Open sachag678 opened 1 year ago
oh oh
I'm guessing it has something to do with the python versions?
Yes. I have an issue with colab. But I don't have an issue with the local VScode Jupyter notebook.
The local Jupyter notebook version is
Python 3.7.13
The tested colab notebook version is
3.7.14 (default, Sep 8 2022, 00:06:44)
[GCC 7.5.0]
If the diff number is too small, maybe it is fine to use some way to accept it? Colab tested notebook: https://colab.research.google.com/drive/1HmZ8bgtAfvyMaZyu3Sr1Bgxsj35jitTs?usp=sharing
Maybe the issue is Pytorch version?
I used the t.grad.sum() and dt.sum() to compare the sum between colab and the local notebook. colab.txt local.txt
I posted it on Pytorch forum, and I got no answer: https://discuss.pytorch.org/t/numerical-instability-in-google-colab/163610 I am planning to post it on Colab Git Issues.

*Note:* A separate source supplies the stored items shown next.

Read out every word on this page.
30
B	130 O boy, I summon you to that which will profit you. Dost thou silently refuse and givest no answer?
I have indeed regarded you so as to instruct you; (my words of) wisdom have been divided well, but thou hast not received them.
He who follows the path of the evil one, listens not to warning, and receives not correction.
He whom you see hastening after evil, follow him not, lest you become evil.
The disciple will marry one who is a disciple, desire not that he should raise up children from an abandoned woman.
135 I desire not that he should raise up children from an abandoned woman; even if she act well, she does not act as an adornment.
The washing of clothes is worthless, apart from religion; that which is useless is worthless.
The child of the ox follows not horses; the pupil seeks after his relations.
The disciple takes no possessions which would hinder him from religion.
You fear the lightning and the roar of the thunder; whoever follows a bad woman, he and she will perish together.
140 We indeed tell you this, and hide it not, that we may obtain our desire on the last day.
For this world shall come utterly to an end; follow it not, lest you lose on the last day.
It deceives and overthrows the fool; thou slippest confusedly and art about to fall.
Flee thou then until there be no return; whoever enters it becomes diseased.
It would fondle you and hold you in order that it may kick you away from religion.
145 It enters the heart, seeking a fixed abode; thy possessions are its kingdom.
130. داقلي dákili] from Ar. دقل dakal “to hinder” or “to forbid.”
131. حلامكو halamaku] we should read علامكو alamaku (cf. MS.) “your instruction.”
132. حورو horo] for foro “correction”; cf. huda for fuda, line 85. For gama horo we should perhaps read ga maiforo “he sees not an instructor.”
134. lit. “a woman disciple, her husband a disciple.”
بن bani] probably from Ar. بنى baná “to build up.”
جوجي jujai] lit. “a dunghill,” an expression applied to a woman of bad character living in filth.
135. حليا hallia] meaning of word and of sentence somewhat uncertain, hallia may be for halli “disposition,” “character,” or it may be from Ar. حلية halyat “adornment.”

Yes. I have an issue with colab. But I don't have an issue with the local VScode Jupyter notebook. The local Jupyter notebook version is Python 3.7.13 The tested colab notebook version is 3.7.14 (default, Sep 8 2022, 00:06:44) [GCC 7.5.0]
![]()
If the diff number is too small, maybe it is fine to use some way to accept it? Colab tested notebook: https://colab.research.google.com/drive/1HmZ8bgtAfvyMaZyu3Sr1Bgxsj35jitTs?usp=sharing
Maybe the issue is Pytorch version?
I am getting exactly same maxdiff
for hpreact, and my notebook is running on local machine.
Python 3.9.13
&
torch.version '1.12.1'
I've got a strange observation (using the colab version)
dlogit_maxes = - dnorm_logits.sum(dim=1, keepdim=True)
gives me exact equality
dlogit_maxes = - dnorm_logits.sum(dim=1)
gives approximate equality with a maxdiff ~ 10^-8
In this exapmple - if shapes of the gradients are not equal, but the comparison is made after broadcasting (I guess) - there is a residual difference, otherwise the values equal exactly. Somehow it might have to do with the accuracy limitations of the floating point operations. In this case values are float32 and 10^-8 is close to the precision limit for float32 operations.
I've made a PR for the cmp function to output comparison of shapes, it could probably be useful: https://github.com/karpathy/nn-zero-to-hero/pull/36
Another thing is that maybe what matters is the order of the arithmetic operations. Apparently addition and multiplications of the floats are not associative https://pytorch.org/docs/stable/notes/numerical_accuracy.html
Also the doc says that there results my be inconsistent across devices, and commits in the software.
I had the same difference problem between gradients when running locally, because I used GPU to store tensors and perform computations. Once I changed to CPU, I had the difference in the later computations because of the ordering of operations. I managed to get the exact gradients running on CPU and reordering computations to be the same as in the lecture.
I ran into an interesting issue in makemore 4 backpro ninja where the dhpreact was not exactly matching the hpreact.grad.
However, this was only in the collab notebook because when I put the same code into a local jupyter notebook it works fine.
Not sure why this would be the case but just an odd curiosity.